The Canadian reassured himself a little; it was plain that, if he saw any danger, the Comanche would not be so calm.
"Let my brother come with me, then, and bring with him the instruments of his art," Atoyac exclaimed.
It would not have been prudent to decline this invitation, though rather roughly given; besides, nothing proved to him that his host entertained evil designs against him. The hunter, therefore, accepted. "Let my brother walk in front; I will follow him," he contented himself with answering.

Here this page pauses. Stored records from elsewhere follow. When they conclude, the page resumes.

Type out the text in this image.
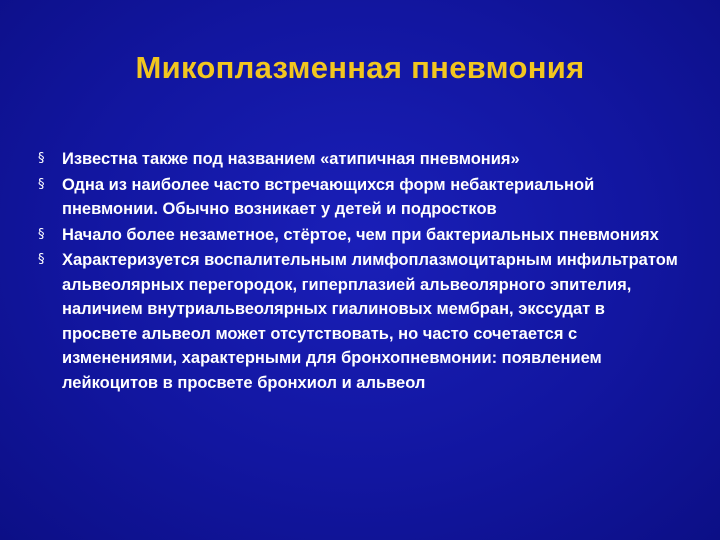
Микоплазменная пневмония
§ Известна также под названием «атипичная пневмония»
§ Одна из наиболее часто встречающихся форм небактериальной пневмонии. Обычно возникает у детей и подростков
§ Начало более незаметное, стёртое, чем при бактериальных пневмониях
§ Характеризуется воспалительным лимфоплазмоцитарным инфильтратом альвеолярных перегородок, гиперплазией альвеолярного эпителия, наличием внутриальвеолярных гиалиновых мембран, экссудат в просвете альвеол может отсутствовать, но часто сочетается с изменениями, характерными для бронхопневмонии: появлением лейкоцитов в просвете бронхиол и альвеол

"Does my brother speak the tongue of the barbarous Gachupinos?"
"My nation lives near the boundless Salt Lake. The Palefaces are our neighbours; I understand, and speak slightly, the tongue they employ."
"All the better."
"Have I to cure a Paleface?" the Canadian inquired, anxious to know what was wanted of him.
"No," Atoyac replied. "One of the great Apache chiefs brought hither, some moons back, two women of the Palefaces. They are ill; the evil spirit has entered into them, and at this moment Death is spreading his wings over the couch on which they repose."